Laser crystallization of an amorphous silicon film that has been deposited on a substrate, e.g., glass, represents a promising technology for the production of material films having relatively high electron mobilities. Once crystallized, this material can then be used to manufacture thin film transistors (TFT's) and in one particular application, TFT's suitable for use in relatively large liquid crystal displays (LCD's). Other applications for crystallized silicon films may include Organic LED (OLED) and System on a Panel (SOP). In more quantitative terms, high volume production systems may be commercially available in the near future capable of quickly crystallizing a film having a thickness of about 90 nm and a width of about 700 mm or longer. This process may be performed using a pulsed laser that is optically shaped to a line beam, e.g., a laser that is focused in a first axis, e.g., the short axis, and expanded in a second axis, e.g., the long axis. Typically, the first and second axes are mutually orthogonal and both axes are substantially orthogonal to a central ray traveling toward the film. An exemplary line beam for laser crystallization may have a beam width of less than about 20 microns and a beam length of about 700 mm. With this arrangement, the film can be scanned or stepped in a direction parallel to the beam width to sequentially melt and crystallize a film having a substantial length, e.g., 700 mm or more.
In some cases, it may be desirable to ensure that each portion of the silicon film is exposed to a laser energy density that is controlled within a preselected energy density range during melting. In particular, energy density control within a preselected range is typically desired for locations along the shaped line beam, and a somewhat constant energy density is desirable as the line beam is scanned relative to the silicon film. High energy density levels may cause the film to flow resulting in undesirable “thin spots”, a non-flat surface profile and poor grain quality. This uneven distribution of film material is often termed “agglomeration” and can render the crystallized film unsuitable for certain applications. On the other hand, low energy density levels may lead to incomplete melting and result in poor grain quality. By controlling energy density, a film having substantially homogeneous properties may be achieved.

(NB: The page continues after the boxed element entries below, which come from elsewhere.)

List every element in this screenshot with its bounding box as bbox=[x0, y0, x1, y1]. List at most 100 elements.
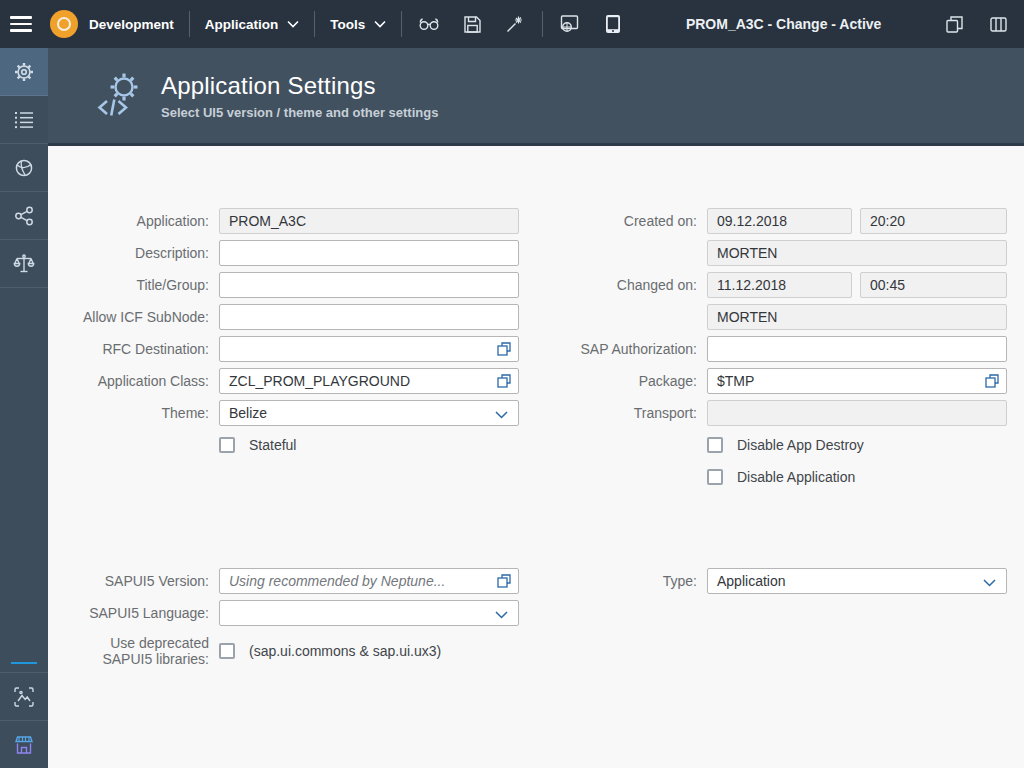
content-area: Application Settings Select UI5 version … bbox=[48, 48, 1024, 768]
allow-icf-label: Allow ICF SubNode: bbox=[59, 309, 209, 325]
topbar-separator bbox=[401, 11, 402, 37]
page-title: Application Settings bbox=[161, 72, 438, 100]
field-row-stateful: Stateful bbox=[59, 429, 519, 461]
field-row-application-class: Application Class: bbox=[59, 365, 519, 397]
sapui5-version-input[interactable] bbox=[219, 568, 519, 594]
window-title: PROM_A3C - Change - Active bbox=[625, 16, 942, 32]
value-help-icon[interactable] bbox=[985, 374, 999, 388]
application-class-label: Application Class: bbox=[59, 373, 209, 389]
tablet-icon[interactable] bbox=[601, 12, 625, 36]
transport-input[interactable] bbox=[707, 400, 1007, 426]
transport-label: Transport: bbox=[547, 405, 697, 421]
rfc-destination-input[interactable] bbox=[219, 336, 519, 362]
field-row-sapui5-language: SAPUI5 Language: bbox=[59, 597, 519, 629]
page-subtitle: Select UI5 version / theme and other set… bbox=[161, 105, 438, 120]
disable-application-checkbox[interactable] bbox=[707, 469, 723, 485]
field-row-title-group: Title/Group: bbox=[59, 269, 519, 301]
topbar-separator bbox=[189, 11, 190, 37]
field-row-theme: Theme: Belize bbox=[59, 397, 519, 429]
changed-by-input[interactable] bbox=[707, 304, 1007, 330]
allow-icf-input[interactable] bbox=[219, 304, 519, 330]
created-date-input[interactable] bbox=[707, 208, 852, 234]
value-help-icon[interactable] bbox=[497, 374, 511, 388]
use-deprecated-text: (sap.ui.commons & sap.ui.ux3) bbox=[249, 643, 441, 659]
field-row-sap-authorization: SAP Authorization: bbox=[547, 333, 1007, 365]
globe-icon bbox=[14, 158, 34, 178]
gear-code-icon bbox=[95, 72, 143, 120]
menu-tools-label: Tools bbox=[330, 17, 365, 32]
topbar-separator bbox=[542, 11, 543, 37]
created-by-input[interactable] bbox=[707, 240, 1007, 266]
title-group-label: Title/Group: bbox=[59, 277, 209, 293]
created-time-input[interactable] bbox=[860, 208, 1007, 234]
disable-app-destroy-checkbox[interactable] bbox=[707, 437, 723, 453]
description-input[interactable] bbox=[219, 240, 519, 266]
sapui5-language-select[interactable] bbox=[219, 600, 519, 626]
chevron-down-icon bbox=[374, 20, 386, 28]
changed-time-input[interactable] bbox=[860, 272, 1007, 298]
menu-tools[interactable]: Tools bbox=[330, 17, 386, 32]
field-row-disable-application: Disable Application bbox=[547, 461, 1007, 493]
chevron-down-icon bbox=[495, 411, 508, 419]
description-label: Description: bbox=[59, 245, 209, 261]
application-input[interactable] bbox=[219, 208, 519, 234]
field-row-sapui5-version: SAPUI5 Version: bbox=[59, 565, 519, 597]
field-row-application: Application: bbox=[59, 205, 519, 237]
store-icon bbox=[13, 734, 35, 756]
sidebar-item-image-capture[interactable] bbox=[0, 672, 48, 720]
sidebar-item-list[interactable] bbox=[0, 96, 48, 144]
save-icon[interactable] bbox=[460, 12, 484, 36]
settings-form: Application: Description: Title/Group: A… bbox=[48, 146, 1024, 768]
sidebar-item-settings[interactable] bbox=[0, 48, 48, 96]
menu-application[interactable]: Application bbox=[205, 17, 300, 32]
chevron-down-icon bbox=[287, 20, 299, 28]
type-label: Type: bbox=[547, 573, 697, 589]
field-row-created-by bbox=[547, 237, 1007, 269]
changed-on-label: Changed on: bbox=[547, 277, 697, 293]
type-select[interactable]: Application bbox=[707, 568, 1007, 594]
theme-select[interactable]: Belize bbox=[219, 400, 519, 426]
copy-icon[interactable] bbox=[942, 12, 966, 36]
field-row-changed-on: Changed on: bbox=[547, 269, 1007, 301]
value-help-icon[interactable] bbox=[497, 342, 511, 356]
field-row-disable-app-destroy: Disable App Destroy bbox=[547, 429, 1007, 461]
product-name: Development bbox=[89, 17, 174, 32]
menu-hamburger-icon[interactable] bbox=[10, 12, 34, 36]
title-group-input[interactable] bbox=[219, 272, 519, 298]
neptune-logo[interactable] bbox=[50, 10, 78, 38]
package-label: Package: bbox=[547, 373, 697, 389]
sidebar-item-globe[interactable] bbox=[0, 144, 48, 192]
magic-wand-icon[interactable] bbox=[503, 12, 527, 36]
share-icon bbox=[14, 206, 34, 226]
columns-icon[interactable] bbox=[986, 12, 1010, 36]
sidebar-item-scales[interactable] bbox=[0, 240, 48, 288]
field-row-use-deprecated: Use deprecated SAPUI5 libraries: (sap.ui… bbox=[59, 629, 519, 673]
field-row-allow-icf: Allow ICF SubNode: bbox=[59, 301, 519, 333]
field-row-rfc-destination: RFC Destination: bbox=[59, 333, 519, 365]
rfc-destination-label: RFC Destination: bbox=[59, 341, 209, 357]
value-help-icon[interactable] bbox=[497, 574, 511, 588]
list-icon bbox=[14, 111, 34, 129]
field-row-changed-by bbox=[547, 301, 1007, 333]
gear-icon bbox=[13, 61, 35, 83]
disable-app-destroy-label: Disable App Destroy bbox=[737, 437, 864, 453]
stateful-checkbox[interactable] bbox=[219, 437, 235, 453]
use-deprecated-checkbox[interactable] bbox=[219, 643, 235, 659]
chevron-down-icon bbox=[495, 611, 508, 619]
image-capture-icon bbox=[13, 686, 35, 708]
field-row-package: Package: bbox=[547, 365, 1007, 397]
application-label: Application: bbox=[59, 213, 209, 229]
application-class-input[interactable] bbox=[219, 368, 519, 394]
sap-authorization-label: SAP Authorization: bbox=[547, 341, 697, 357]
sidebar-item-share[interactable] bbox=[0, 192, 48, 240]
package-input[interactable] bbox=[707, 368, 1007, 394]
sap-authorization-input[interactable] bbox=[707, 336, 1007, 362]
browser-preview-icon[interactable] bbox=[558, 12, 582, 36]
type-select-value: Application bbox=[717, 573, 786, 589]
sidebar-item-store[interactable] bbox=[0, 720, 48, 768]
field-row-transport: Transport: bbox=[547, 397, 1007, 429]
scales-icon bbox=[13, 254, 35, 274]
preview-glasses-icon[interactable] bbox=[417, 12, 441, 36]
sidebar-accent-divider bbox=[11, 662, 37, 664]
changed-date-input[interactable] bbox=[707, 272, 852, 298]
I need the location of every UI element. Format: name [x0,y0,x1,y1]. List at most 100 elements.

One factor that can affect the energy density within an exposed film is the spatial relationship of the thin film relative to the pulsed laser's depth of focus (DOF). This DOF depends on the focusing lens, but for a typical lens system configured to produce a line beam having a 20 micron beam width, a good approximation of DOF may be about 20 microns.
With the above in mind, it is to be appreciated that a portion of the silicon film that is completely within the laser's DOF will experience a different energy density than a portion of the silicon film that is only partially within the laser's DOF. Thus, surface variations of the silicon film, the glass substrate and the vacuum chuck surface which holds the glass substrate, even variations as small as a few microns, if unaccounted for, can lead to unwanted variations in energy density from one film location to another. Moreover, even under controlled manufacturing conditions, total surface variations (i.e., vacuum chuck+glass substrate+film) can be about 35 microns. It is to be appreciated that these surface variations can be especially problematic for focused thin beam having a DOF of only about 20 microns.
In addition to surface variations, unwanted movements of the film relative to the shaped line beam can also lead to variations in energy density. For example, small movements can occur during stage vibrations. Also, an improper alignment of the stage relative to the shaped line beam and/or an improper alignment of the stage relative to the scan plane can result in an unwanted energy density variation.
Other factors that can lead to a variation in energy density from one film location to another can include changes in laser output characteristics during a scan (e.g., changes in pulse energy, beam pointing, beam divergence, wavelength, bandwidth, pulse duration, etc). Additionally, the location and stability of the shaped line beam and the quality of the beam focus (e.g., shape) during a scan can affect energy density uniformity.
With the above in mind, Applicants disclose several systems and methods for implementing an interaction between a shaped line beam and a film deposited on a substrate.